Understanding CCS


Safely and reliably transporting carbon dioxide (CO2) from where it is captured to a storage site is an important stage in the carbon capture and storage (CCS) process. Transport of CO2 occurs daily in many parts of the world however, significant investment in transportation infrastructure is required to enable large-scale deployment.

How is CO2 transported?

Pipelines are – and are likely to continue to be – the most common method of transporting the very large quantities of CO2 involved in CCS. There are already millions of kilometres of pipelines around the world that transport various gases, including CO2

Transport of CO2 by truck and rail is possible for small quantities. Trucks are used at some project sites, moving the CO2 from where it is captured to a nearby storage location. Given the large quantities of CO2 that would be captured via CCS in the long-term, it is unlikely that truck and rail transport will be significant.

Ship transportation can be an alternative option for many regions of the world. Shipment of CO2 already takes place on a small scale in Europe, where ships transport food-quality CO2 (around 1,000 tonnes) from large point sources to coastal distribution terminals. 

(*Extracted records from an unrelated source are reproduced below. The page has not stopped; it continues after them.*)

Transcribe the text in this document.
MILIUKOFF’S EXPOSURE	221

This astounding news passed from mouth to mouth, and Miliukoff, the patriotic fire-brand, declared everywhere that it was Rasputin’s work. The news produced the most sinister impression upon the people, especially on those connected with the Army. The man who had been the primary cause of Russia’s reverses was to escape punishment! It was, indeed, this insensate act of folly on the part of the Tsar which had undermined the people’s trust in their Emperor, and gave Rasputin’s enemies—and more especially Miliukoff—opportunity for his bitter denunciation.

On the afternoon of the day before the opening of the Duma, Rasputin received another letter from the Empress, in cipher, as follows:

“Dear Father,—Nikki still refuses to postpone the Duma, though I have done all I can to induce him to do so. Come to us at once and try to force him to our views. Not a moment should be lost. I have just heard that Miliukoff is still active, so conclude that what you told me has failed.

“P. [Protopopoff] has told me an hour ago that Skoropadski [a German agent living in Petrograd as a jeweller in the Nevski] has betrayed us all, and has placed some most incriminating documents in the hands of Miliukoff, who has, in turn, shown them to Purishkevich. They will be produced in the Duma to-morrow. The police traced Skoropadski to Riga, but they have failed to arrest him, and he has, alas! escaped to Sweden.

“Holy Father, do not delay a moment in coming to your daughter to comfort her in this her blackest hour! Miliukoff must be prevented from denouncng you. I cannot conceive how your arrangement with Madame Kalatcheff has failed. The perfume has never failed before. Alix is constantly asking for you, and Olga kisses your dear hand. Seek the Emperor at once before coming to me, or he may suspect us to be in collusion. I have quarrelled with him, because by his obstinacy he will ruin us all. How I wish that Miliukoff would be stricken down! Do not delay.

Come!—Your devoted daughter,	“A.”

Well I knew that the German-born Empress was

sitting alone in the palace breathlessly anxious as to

Larger-scale shipment of CO2, with capacities in the range of 10,000 to 40,000 cubic metres, is likely to have much in common with the shipment of liquefied petroleum gas (LPG). There is already a great deal of expertise in transporting LPG, which has developed into a worldwide industry over a period of 70 years. 

Is transport of CO2 safe?

There is significant experience with CO2 pipeline development and operation on land and under the sea. There are around 50 CO2 pipelines currently operating in the US, which transport approximately 68 million tonnes per annum of CO2

CO2 pipelines and ships pose no higher risk than is already safely managed for transporting hydrocarbons such as natural gas and oil. International standards are being developed to further promote safe and efficient operation of CO2 infrastructure.

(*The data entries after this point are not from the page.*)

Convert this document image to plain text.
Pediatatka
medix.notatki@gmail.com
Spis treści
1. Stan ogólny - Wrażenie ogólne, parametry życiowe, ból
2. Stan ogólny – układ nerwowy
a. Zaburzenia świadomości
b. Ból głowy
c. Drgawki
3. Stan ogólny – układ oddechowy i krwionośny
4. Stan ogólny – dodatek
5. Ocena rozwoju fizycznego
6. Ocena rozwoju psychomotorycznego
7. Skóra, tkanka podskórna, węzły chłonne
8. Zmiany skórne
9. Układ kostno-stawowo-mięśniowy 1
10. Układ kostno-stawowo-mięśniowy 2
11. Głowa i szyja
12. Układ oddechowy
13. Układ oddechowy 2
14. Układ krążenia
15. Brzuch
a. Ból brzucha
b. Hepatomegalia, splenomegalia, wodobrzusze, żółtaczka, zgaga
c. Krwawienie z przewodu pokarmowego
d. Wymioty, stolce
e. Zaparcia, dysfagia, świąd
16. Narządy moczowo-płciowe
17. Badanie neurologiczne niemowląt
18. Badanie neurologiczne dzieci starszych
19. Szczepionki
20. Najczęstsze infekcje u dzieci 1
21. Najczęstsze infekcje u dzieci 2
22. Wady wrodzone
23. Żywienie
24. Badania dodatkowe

Does the infrastructure needed to support CO2 transport exist?

Extensive networks of pipelines already exist around the world, both on land and under the sea. In the United States (US) alone, there are about 800,000 km of hazardous liquid and natural gas pipelines, in addition to 3.5 million km of natural gas distribution lines. Some 6,500 km of pipelines actively transport CO2 today. 

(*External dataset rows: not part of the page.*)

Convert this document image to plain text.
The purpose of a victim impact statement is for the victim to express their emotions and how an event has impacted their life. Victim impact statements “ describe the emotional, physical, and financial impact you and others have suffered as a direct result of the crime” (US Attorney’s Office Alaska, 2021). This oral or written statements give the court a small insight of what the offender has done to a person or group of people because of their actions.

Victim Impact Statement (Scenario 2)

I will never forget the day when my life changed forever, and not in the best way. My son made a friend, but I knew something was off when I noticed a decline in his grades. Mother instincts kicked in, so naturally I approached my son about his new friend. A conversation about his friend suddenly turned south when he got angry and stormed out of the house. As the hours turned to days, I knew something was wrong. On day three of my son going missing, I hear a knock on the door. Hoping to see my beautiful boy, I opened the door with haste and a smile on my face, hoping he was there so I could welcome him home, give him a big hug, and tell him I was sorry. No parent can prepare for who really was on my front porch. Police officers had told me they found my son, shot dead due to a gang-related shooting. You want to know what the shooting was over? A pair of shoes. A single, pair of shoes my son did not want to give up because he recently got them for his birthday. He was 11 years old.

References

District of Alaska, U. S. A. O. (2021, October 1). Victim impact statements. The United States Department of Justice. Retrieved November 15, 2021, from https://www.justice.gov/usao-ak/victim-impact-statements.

That said, the scale of pipeline infrastructure needed to support longer-term CCS deployment around the world is considerable. The estimated CO2 transportation infrastructure to be built in the coming 30-40 years (consistent with the International Energy Agency’s least-cost pathway to halve energy-related CO2 emissions by 2050) is roughly 100 times larger than currently exists.

CO2 hubs, clusters and transportation networks

The initial demand for additional CO2 transportation capacity will likely unfold in an incremental and geographically dispersed manner as new dedicated capture plants, storage and enhanced oil recovery (EOR) facilities are brought online. 

Large-scale deployment of CCS is likely to result in the linking of proximate CO2 sources, through a hub, to clusters of storage  ‘sinks’, either by  ship or so-called ‘back bone’ pipelines. While hubs, clusters, and networks are terms used somewhat interchangeably, their use to describe projects highlights subtle differences.

A CO2 cluster may refer to a grouping of individual CO2 sources, or to storage sites such as multiple fields within a region. The Permian Basin in the US has several clusters of oilfields undergoing CO2-EOR fed by a network of pipelines.

A CO2 hub collects CO2 from various emitters and redistributes it to single or multiple storage locations. For example, the South West Hub project in Western Australia seeks to collect CO2 from various sources in the Kwinana and Collie industrial areas for storage in the Lesueur formation in the Southern Perth Basin. 

A CO2 network is an expandable collection and transportation infrastructure providing access for multiple emitters. 

The incentives for CCS projects to be developed as part of a hub, cluster, or network include economies of scale (lower per unit costs for constructing and operating CO2 pipelines). The costs per project are lower than can be achieved with stand-alone projects, where each CO2 point source has its own independent and smaller scale transportation or storage requirement. A coordinated network approach can also lower the barriers of entry for all participating CCS projects, including for emitters, that do not need to develop their own separate transportation and storage solutions.